Die Entscheidung des Integrationsamtes ist ein Verwaltungsakt, hier ein privatrechtsgestaltender Verwaltungsakt mit Doppelwirkung. Die Wirksamkeit der Entscheidung richtet sich nach verwaltungsrechtlichen Grundsätzen, maßgeblich sind hier die Bestimmungen des SGB X.

 

Rz. 5

Gemäß § 39 SGB X wird ein Verwaltungsakt gegenüber demjenigen, für den er bestimmt ist oder der von ihm betroffen wird, in dem Zeitpunkt wirksam, in dem er bekannt gegeben wird. Verwaltungsakte können mündlich, schriftlich oder in anderer Weise bekannt gegeben werden. § 37 SGB X trifft nähere Bestimmungen zur Bekanntgabe, regelt aber nicht, welche Form der Bekanntgabe die Behörde jeweils zu wählen hat.

 

Rz. 6

Abs. 2 Satz 1 schreibt aber vor, dass die Entscheidung zuzustellen ist. Dies ist eine spezialgesetzlich vorgeschriebene bestimmte Form der Bekanntgabe, die dem Integrationsamt kein Ermessen hinsichtlich der Form mehr lässt. § 37 Abs. 5 SGB X regelt ausdrücklich, dass Vorschriften über die Bekanntgabe eines Verwaltungsaktes mittels Zustellung unberührt bleiben. Maßgebend sind die jeweiligen landesrechtlichen Vorschriften über das Zustellungsverfahren (§ 65 Abs. 2 SGB X). Etwas anderes gilt, wenn die Entscheidung erst vom Widerspruchsausschuss beim Integrationsamt (§ 202), etwa auf den Widerspruch des Arbeitgebers zur Versagung einer Zustimmung durch das Integrationsamt, getroffen wird. Für das Widerspruchverfahren gelten die Bestimmungen der Verwaltungsgerichtsordnung (VwGO) (vgl. auch § 201). Gemäß § 73 Abs. 3 VwGO ist der Widerspruchsbescheid zu begründen, mit einer Rechtsmittelbelehrung zu versehen (Hinweis auf Zulässigkeit, Art, Ort, Frist einer Klage) und zuzustellen.

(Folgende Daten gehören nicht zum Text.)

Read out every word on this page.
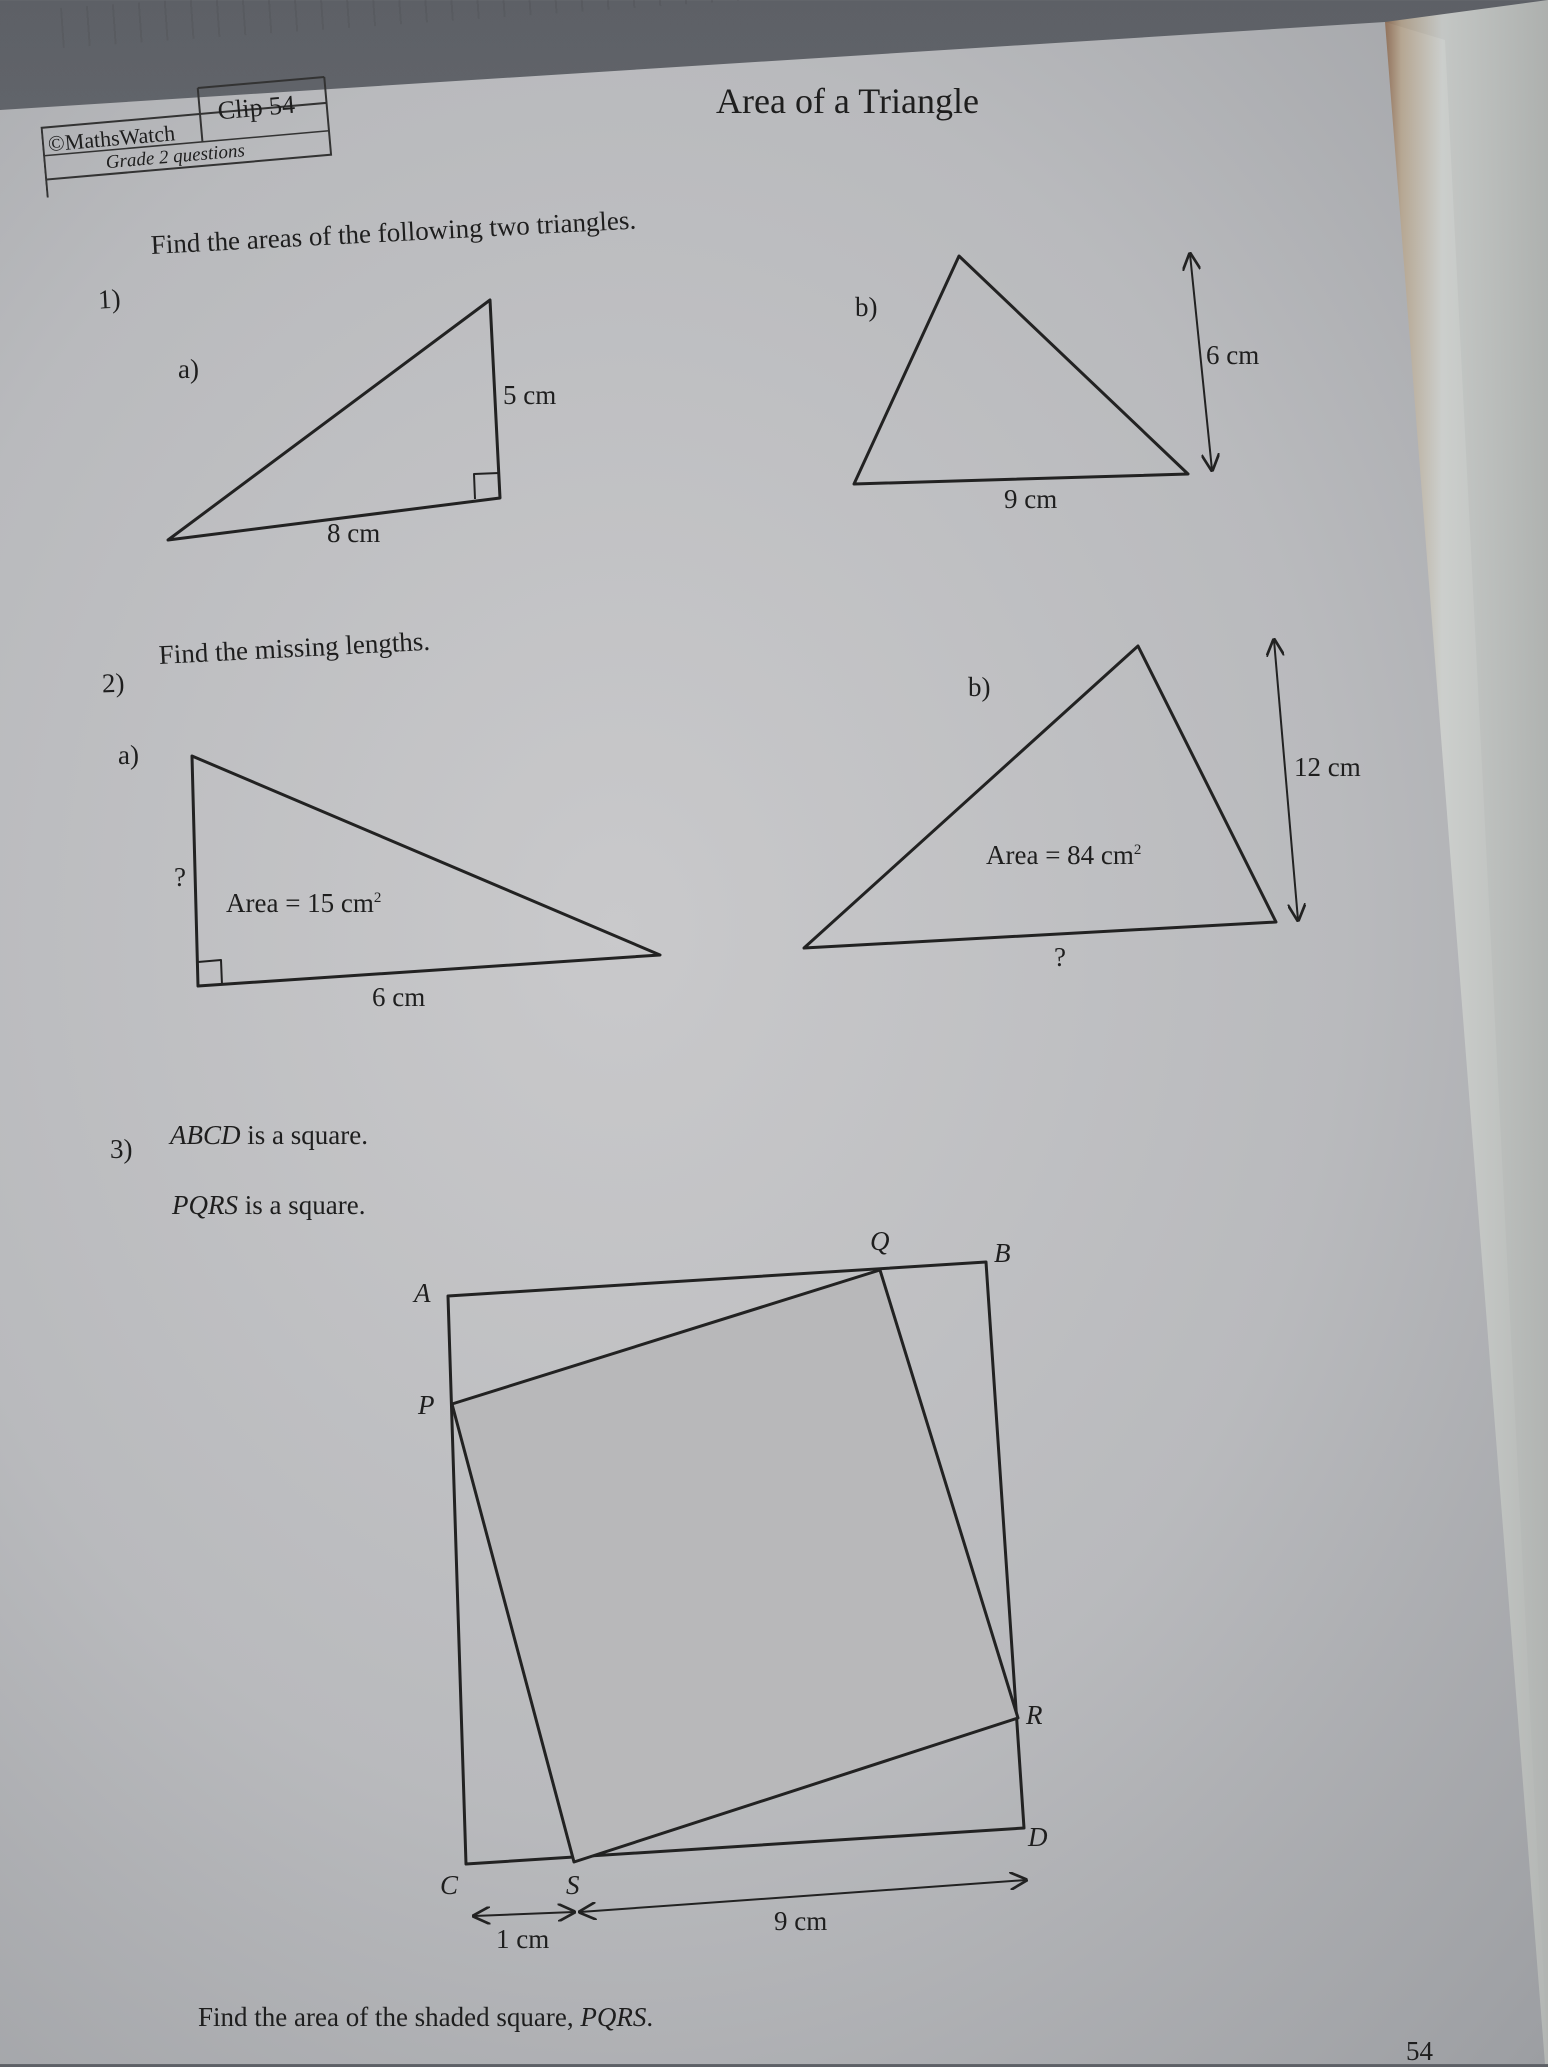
Area of a Triangle
©MathsWatch
Clip 54
Grade 2 questions
1)
Find the areas of the following two triangles.
a)
5 cm
8 cm
b)
6 cm
9 cm
2)
Find the missing lengths.
a)
?
Area = 15 $cm^2$
6 cm
b)
12 cm
Area = 84 $cm^2$
?
3) ABCD is a square.
PQRS is a square.
A
Q	B
P
R
D
C	S
1 cm
9 cm
Find the area of the shaded square, PQRS.
54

Diese Zustellung ist nach Maßgabe des § 56 VwGO vorzunehmen, und zwar gemäß § 56 Abs. 2 VwGO nach den Bestimmungen des Verwaltungszustellungsgesetz des Bundes, nicht nach Landesrecht.

 

Rz. 7

In einer Reihe von Zustellungsgesetzen der Länder ist die Anwendung von Vorschriften des Verwaltungszustellungsgesetzes des Bundes angeordnet. Gemäß § 2 Verwaltungszustellungsgesetz (VwZG) besteht die Zustellung in der Übergabe eines Schriftstücks in Urschrift, Abschrift oder beglaubigter Abschrift oder in dem Vorlegen der Urschrift. Zugestellt wird durch die Behörde (§§ 5, 6 VwZG) oder durch die Post (§§ 3, 4 VwZG).

 

Rz. 8

Mit der Zustellung des Bescheides wird die Entscheidung wirksam. Sie entfaltet materiell-rechtliche Wirkungen: Der Arbeitgeber kann aufgrund einer zustimmenden Entscheidung innerhalb einer Frist, die in Abs. 3 geregelt ist, eine ordentliche Kündigung aussprechen. Gegen eine solche Entscheidung kann der schwerbehinderte Mensch innerhalb eines Monats Widerspruch bei dem Integrationsamt einlegen. Das Gleiche gilt für den Arbeitgeber, wenn das Integrationsamt die Zustimmung zur ordentlichen Kündigung versagt hat.

 

Rz. 9

Die auf § 4 Abs. 1 des VwZG unter Hinweis auch auf inhaltsgleiche Regelungen in § 41 Verwaltungsverfahrensgesetz und § 37 SGB X gestützte Auffassung (etwa LAG Hamm, Urteil v. 9.11.2000) zur Maßgeblichkeit der Zustellung wird nicht geteilt.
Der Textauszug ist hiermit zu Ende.